Reflexões sobre o tempo presente


































Julián Fuks: Elogio do beijo, fantástica invenção humana que funda o momento


Nesta estrepitosa véspera de Carnaval, larga véspera que muito se arrasta, não quero conflito com ninguém e por isso me presto à mais fácil das escritas: ao elogio daquilo que todos apreciam enormemente.

Todos não, dirá o leitor impertinente, não há neste mundo nada que alcance o consenso absoluto, eu sei, mas sei também que poucos atos são tão estimados quanto este que decidi tornar assunto do meu texto.

Quero fazer o enfático elogio do beijo, essa ação maior que o sonho humano alimenta e que, como a liberdade que professou Cecilia Meireles, não há ninguém que explique e ninguém que não entenda.
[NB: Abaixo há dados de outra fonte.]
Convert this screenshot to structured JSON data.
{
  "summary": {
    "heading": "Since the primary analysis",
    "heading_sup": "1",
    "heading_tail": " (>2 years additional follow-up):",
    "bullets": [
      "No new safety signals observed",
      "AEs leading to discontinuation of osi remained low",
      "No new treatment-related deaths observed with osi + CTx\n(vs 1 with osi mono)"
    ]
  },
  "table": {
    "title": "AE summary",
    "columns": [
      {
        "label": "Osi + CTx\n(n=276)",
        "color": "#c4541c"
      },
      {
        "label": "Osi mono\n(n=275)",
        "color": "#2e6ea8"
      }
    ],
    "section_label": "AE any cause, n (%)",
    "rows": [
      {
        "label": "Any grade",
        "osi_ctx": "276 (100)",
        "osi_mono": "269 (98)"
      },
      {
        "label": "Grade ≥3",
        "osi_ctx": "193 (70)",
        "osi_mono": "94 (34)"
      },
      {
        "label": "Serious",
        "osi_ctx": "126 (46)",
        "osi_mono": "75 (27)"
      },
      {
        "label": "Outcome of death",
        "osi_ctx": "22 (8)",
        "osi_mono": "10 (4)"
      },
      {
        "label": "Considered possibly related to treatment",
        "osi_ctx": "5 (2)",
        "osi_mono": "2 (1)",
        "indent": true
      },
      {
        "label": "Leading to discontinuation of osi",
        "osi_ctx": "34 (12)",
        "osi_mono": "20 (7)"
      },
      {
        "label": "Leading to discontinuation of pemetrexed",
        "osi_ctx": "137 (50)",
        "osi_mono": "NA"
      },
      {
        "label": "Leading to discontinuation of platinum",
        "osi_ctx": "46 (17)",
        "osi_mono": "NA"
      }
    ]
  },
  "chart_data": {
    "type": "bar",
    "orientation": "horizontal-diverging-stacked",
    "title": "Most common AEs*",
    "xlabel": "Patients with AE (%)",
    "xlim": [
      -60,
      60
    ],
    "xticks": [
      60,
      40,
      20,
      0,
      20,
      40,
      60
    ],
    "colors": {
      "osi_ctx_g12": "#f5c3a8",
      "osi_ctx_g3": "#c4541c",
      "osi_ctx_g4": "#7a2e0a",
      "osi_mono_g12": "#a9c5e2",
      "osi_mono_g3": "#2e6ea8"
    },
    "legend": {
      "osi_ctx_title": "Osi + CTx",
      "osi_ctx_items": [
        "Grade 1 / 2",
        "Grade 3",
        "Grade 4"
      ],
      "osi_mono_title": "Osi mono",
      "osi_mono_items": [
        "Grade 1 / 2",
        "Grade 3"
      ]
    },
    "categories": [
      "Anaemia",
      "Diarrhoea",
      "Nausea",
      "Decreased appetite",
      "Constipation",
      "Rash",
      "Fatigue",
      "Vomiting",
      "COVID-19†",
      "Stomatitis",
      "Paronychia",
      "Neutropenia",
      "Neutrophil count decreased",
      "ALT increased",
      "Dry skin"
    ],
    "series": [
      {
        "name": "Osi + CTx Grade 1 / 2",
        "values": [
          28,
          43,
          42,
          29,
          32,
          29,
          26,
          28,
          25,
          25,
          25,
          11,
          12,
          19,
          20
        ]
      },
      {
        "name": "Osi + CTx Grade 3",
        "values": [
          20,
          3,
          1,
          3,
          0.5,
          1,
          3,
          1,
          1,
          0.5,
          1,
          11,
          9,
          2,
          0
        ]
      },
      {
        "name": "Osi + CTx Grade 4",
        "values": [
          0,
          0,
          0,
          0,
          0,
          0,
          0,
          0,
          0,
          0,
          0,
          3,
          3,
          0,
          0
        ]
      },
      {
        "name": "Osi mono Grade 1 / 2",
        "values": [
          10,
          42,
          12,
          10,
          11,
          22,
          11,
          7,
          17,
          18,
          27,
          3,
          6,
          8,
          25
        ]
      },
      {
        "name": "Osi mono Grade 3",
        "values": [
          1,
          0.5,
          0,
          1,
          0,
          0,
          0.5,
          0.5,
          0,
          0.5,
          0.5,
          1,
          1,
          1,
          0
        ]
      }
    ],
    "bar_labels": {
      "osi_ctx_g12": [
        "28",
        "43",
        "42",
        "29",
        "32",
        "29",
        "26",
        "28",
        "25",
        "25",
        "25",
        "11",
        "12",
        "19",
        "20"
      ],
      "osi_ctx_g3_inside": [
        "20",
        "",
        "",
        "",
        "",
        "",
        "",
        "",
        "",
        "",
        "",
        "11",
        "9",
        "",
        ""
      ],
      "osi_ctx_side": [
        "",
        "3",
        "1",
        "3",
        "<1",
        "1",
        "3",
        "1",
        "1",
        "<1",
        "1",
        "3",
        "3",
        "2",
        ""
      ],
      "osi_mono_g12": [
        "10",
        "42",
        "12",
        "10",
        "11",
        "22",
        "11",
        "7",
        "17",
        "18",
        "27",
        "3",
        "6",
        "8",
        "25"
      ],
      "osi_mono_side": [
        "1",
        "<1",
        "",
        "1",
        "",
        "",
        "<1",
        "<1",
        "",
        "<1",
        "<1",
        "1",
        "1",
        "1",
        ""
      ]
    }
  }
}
O beijo é o sumo gesto do carinho e do desejo, mas é muito mais que isso. O beijo longo, lânguido, atento, língua sobre língua e mãos entre os cabelos, é um eficaz dispositivo fundador de momentos. Quem beija se isola do espaço, inexiste a tudo aquilo que o cerca, apaga todo ruído para se concentrar no sólito ato tão libidinoso quanto inocente. Tudo em volta desvanece, exceto a boca própria e a boca alheia, o corpo do outro que se entrega com a mesma devoção ao mesmo momento. No beijo há um equilíbrio notável, não há alguém que o dê e outro que o receba, num bom beijo há sempre dois que igualmente se beijam (às vezes até três, ou cinco, num velho prazer que uns quantos têm reaprendido neste novo século).

O beijo é um dispositivo fundador de momentos, eu dizia, no beijo o próprio tempo desaparece. E, no entanto, porque funda o momento ele é capaz de preservá-lo com largueza, ele o inscreve numa memória quase indelével, um outro cronista até diria para sempre. Tudo aquilo que havia em volta e desvaneceu, tudo aquilo súbito renasce quando recordamos um beijo: as cores que cada um trajava, as velhas companhias do dia, a forma das nuvens no céu, a luz trêmula das estrelas. Nada nos devolve tão bem ao passado quanto a lembrança do primeiro beijo com alguém, quem quer que seja. O leitor não o sente, mesmo você, leitor impertinente? Não se vê devolvido agora de forma vívida àquele dia longínquo em que beijou pela primeira vez sua companheira, ou uma paixão qualquer, adolescente?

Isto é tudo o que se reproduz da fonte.